Panasonic's 42" model of it's UT50B can be had for under £600 and certainly represents a lot of 'bang for your buck'. It's packed with features and although is a little light on the connections front still presents a good value mid range TV for a measly price. Plasma although is seen as a redundant technology has far many advantages over modern lcd (and led) TVs.
This is the big one as the main advantage of Plasma over LCD (and LED which uses the same technology) is the quality of the image. The first thing that can be said of the UT50B is the colours are phenomenal.
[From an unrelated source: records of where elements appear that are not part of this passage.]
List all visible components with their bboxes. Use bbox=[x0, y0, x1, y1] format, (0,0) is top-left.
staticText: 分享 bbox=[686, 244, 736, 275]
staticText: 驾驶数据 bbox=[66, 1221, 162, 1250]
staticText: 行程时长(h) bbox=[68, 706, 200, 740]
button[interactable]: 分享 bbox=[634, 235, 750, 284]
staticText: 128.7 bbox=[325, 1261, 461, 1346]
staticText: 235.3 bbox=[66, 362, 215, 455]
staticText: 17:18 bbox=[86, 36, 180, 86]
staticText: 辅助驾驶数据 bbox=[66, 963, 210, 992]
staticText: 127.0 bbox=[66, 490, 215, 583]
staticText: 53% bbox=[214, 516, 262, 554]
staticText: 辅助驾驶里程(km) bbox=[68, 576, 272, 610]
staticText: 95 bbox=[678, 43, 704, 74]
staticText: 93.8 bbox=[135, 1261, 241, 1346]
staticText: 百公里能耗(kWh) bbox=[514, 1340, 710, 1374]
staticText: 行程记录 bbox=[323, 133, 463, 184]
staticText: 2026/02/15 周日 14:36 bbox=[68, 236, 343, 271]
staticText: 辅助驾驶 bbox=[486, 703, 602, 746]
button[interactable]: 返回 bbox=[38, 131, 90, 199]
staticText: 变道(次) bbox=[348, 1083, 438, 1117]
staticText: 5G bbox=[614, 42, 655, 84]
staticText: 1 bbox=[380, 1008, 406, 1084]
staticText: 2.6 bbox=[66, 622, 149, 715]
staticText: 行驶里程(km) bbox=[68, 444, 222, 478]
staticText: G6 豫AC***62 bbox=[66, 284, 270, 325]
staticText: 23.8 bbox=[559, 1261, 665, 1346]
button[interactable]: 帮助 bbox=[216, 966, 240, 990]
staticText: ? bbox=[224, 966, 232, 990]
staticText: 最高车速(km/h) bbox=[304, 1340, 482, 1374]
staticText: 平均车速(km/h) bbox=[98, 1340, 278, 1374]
Rich and deep blacks and a wide range of colours that you don't get from LCD and LED TVs. Watching this TV in the dark is just a beauty to behold especially when watching fast paced action.
Watching the TV in the daytime is another matter. That's where one of the UT50B's flaws is plainly evident. Plasmas are made of glass in order to contain the gasses inside the unit. The surface of the UT50B is extremely reflective and if your room is VERY bright (and you can't invest in curtains or blinds) then the UT50B isn't for you. However personally I don't see this as an issue as I simply draw the blinds and the issue is resolved. I'd much rather have blinds or a curtain fitted and enjoy the superior quality of this set than invest in pricy and flawed LED/LCD Tvs. Pansonic's more expensive Plasma models come with a film over the glass to reduce glare but this has caused a lot of problems with image uniformity.
Next on to the quality of fast paced images on the TV. To put it lightly the refresh rate on this set is simply phenomenal. The standard out of the box refresh rate is 600hz which is well beyond the measly 100hz (or even 50hz in a lot of cases) that LED/LCD TVs have. But what distinguishes the Panasonic from other Plasmas is its ability to step up the refresh rate up to 2000hz with something Panasonic calls 'Focus Field Drive'. Panasonic doesn't go into much detail how the technology works but what is assured is there is no motion blur and images remain crisp and sharp. Playing Xbox on the TV immediately demonstrates its quality and there is no ghosting that plagues LCD/LED technology.
The first thing that is apparent from the back of the unit is its lack of connectivity options. Only 2 HDMI ports and a lack of VGA connectivity. However 2 USB ports and the option to upgrade to WiFi make up for its shortcomings if only slightly.
The UT50B is a full HD 3D TV meaning that 3D images can be viewed in 1080p in both eyes. Whilst we haven't tested this feature as glasses aren't included with the set Panasonic are offering a promotion for 2 free pairs of glasses for every Plasma bought this year so an update will follow. The UT50B also includes 3D upscaling that means you can watch standard 2D broadcasts (and games) in full 3D which is a nice feature.
'Smart Viera' is the strapline that Panasonic uses to describe its range of intenet TVs. But what makes it so smart? Internet connectivity seems a bit of a gimmick at the moment and although it gives you access to apps such as BBC iPlayer and Facebook it's more of a gimmick than anything else. However with the optional Wireless USB dongle the UT50B can be turned into a fully equiped DLNA media outlet. This means that you can stream direct from your phone/laptop/other DLNA equipped device and enjoy in full screen.
There is no doubt that the UT50B provides the best picture in this price range and beats many sets far in excess of £1000. It does have its shortcomings such as its lack of HDMI ports and highly reflective screen. But if you don't mind drawing the curtains this is the set for you. Especially if you're a gamer as the lack of input lag and motion blur set it on to a winner.
Our rating 4/5
UPDATE 25/11/12: Since writing this review we've had a slight issue with a buzzing noise being emitted from the TV. We've contacted Panasonic's Support Team who are looking into the issue.